Rosana e Marta concordam que a falta de um compartilhamento, leva as pessoas a um a tristeza progressiva. Esses sintomas vão se manifestar nas relações, nos conflitos, no cotidiano da pessoa e se transformará na raiva, no amor que não foi atribuído, entre outras. Um dos sintomas é a depressão, diz Marta. Ela explica que os livros de auto-ajuda vêm com a função de preencher um vazio dentro das pessoas, mas ele dá respostas prontas e mágicas. "O importante é buscar as respostas por si mesmo", enfatiza a psicóloga.

Projetada para ser a segunda causa de incapacitação na população mundial em 2020, a depressão, um distúrbio médico, crônico e recorrente, hoje ocupa o quinto lugar entre as causas de incapacidade por doença, segundo dados da Organização Mundial de Saúde (OMS), ficando atrás só das infecções respiratórias, Aids, problemas ocasionados no período perinatal e doenças diarréicas.

"Estamos acostumados a pensar que depressão não é doença grave, mas a verdade é que ela leva à incapacidade e afeta a qualidade de vida de forma mais grave do que muitas doenças que têm risco maior de morte, como infarto", disse o mestre e doutor em Psiquiatria Paulo Mattos, professor da Universidade Federal do Rio de Janeiro (UFRJ), consultor do Conselho Nacional de Pesquisa e membro da Associação Americana de Psiquiatria.

Aliado a depressão, a cultura estética é um outro fator que tem causado um certo sofrimento nas pessoas e ao mesmo tempo tem influenciado em seus relacionamentos amorosos. Ser bonito, ter um corpo perfeito, ser admirado, tornou-se sinônimo de descuido com o outro. E ser amado e não amar o outro. Segundo Freitas, antigamente havia uma abdicação de prazeres para se estar ao lado do outro.
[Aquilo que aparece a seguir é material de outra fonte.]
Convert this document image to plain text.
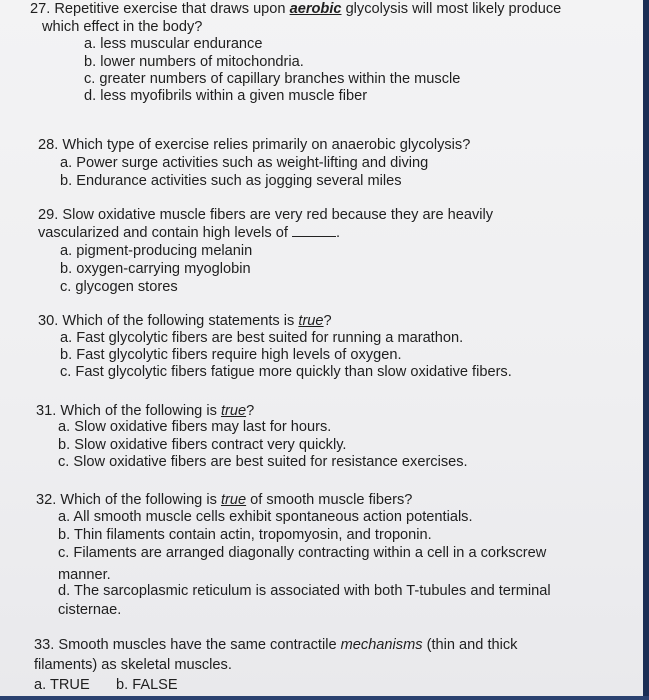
27. Repetitive exercise that draws upon aerobic glycolysis will most likely produce
which effect in the body?
a. less muscular endurance
b. lower numbers of mitochondria.
c. greater numbers of capillary branches within the muscle
d. less myofibrils within a given muscle fiber
28. Which type of exercise relies primarily on anaerobic glycolysis?
a. Power surge activities such as weight-lifting and diving
b. Endurance activities such as jogging several miles
29. Slow oxidative muscle fibers are very red because they are heavily
vascularized and contain high levels of	.
a. pigment-producing melanin
b. oxygen-carrying myoglobin
c. glycogen stores
30. Which of the following statements is true?
a. Fast glycolytic fibers are best suited for running a marathon.
b. Fast glycolytic fibers require high levels of oxygen.
c. Fast glycolytic fibers fatigue more quickly than slow oxidative fibers.
31. Which of the following is true?
a. Slow oxidative fibers may last for hours.
b. Slow oxidative fibers contract very quickly.
c. Slow oxidative fibers are best suited for resistance exercises.
32. Which of the following is true of smooth muscle fibers?
a. All smooth muscle cells exhibit spontaneous action potentials.
b. Thin filaments contain actin, tropomyosin, and troponin.
c. Filaments are arranged diagonally contracting within a cell in a corkscrew
manner.
d. The sarcoplasmic reticulum is associated with both T-tubules and terminal
cisternae.
33. Smooth muscles have the same contractile mechanisms (thin and thick
filaments) as skeletal muscles.
a. TRUE b. FALSE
Hoje, isso quase inexiste por não ser considerado mais um valor. "Cuidar do outro pode ser prazeroso mais envolve uma renúncia e na sociedade atual existe o sentimento de que cuidar de si mesmo é bom e cuidar do outro acaba sendo um sofrimento".

"Abdicar da imagem pessoal para passar a dividir os cuidados com o outro é um dos fatores que acompanha a centralização do indivíduo. É paradoxal", diz Marta Freitas. O ser humano está pagando um preço por isso. "Na medida em que cada um passa a cuidar de si e descuidar do outro, forma-se uma série de sintomas que fazem parte da vida dessas pessoas. As relações vão ficando vazias e as pessoas começam a ser da conta de que não se gostam. Hoje é muito mais fácil romper esse tipo de relação devido seus interesses e necessidades. Se o outro não me aceita do jeito que sou, então é mais fácil romper com o outro e viver minha vida", esclarece ela.

O excesso de vaidade, que guia a maior parte das pessoas para as academias também é um dos componentes responsáveis pela fragilidade das relações entre as pessoas. A imagem que se apresenta é para agradar aos olhos, vibrar a libido e para consumo instantâneo. Uma das conseqüências desse culto estético desmesurado é a relação que se estabelece da pessoa como sendo um produto de consumo rápido e descatável. Em resumo Rosana diz acreditar "que essa cultura exacerbada do corpo tem muito mais a ver com o se mostrar, montar uma imagem agradável aos olhos do que com o amor".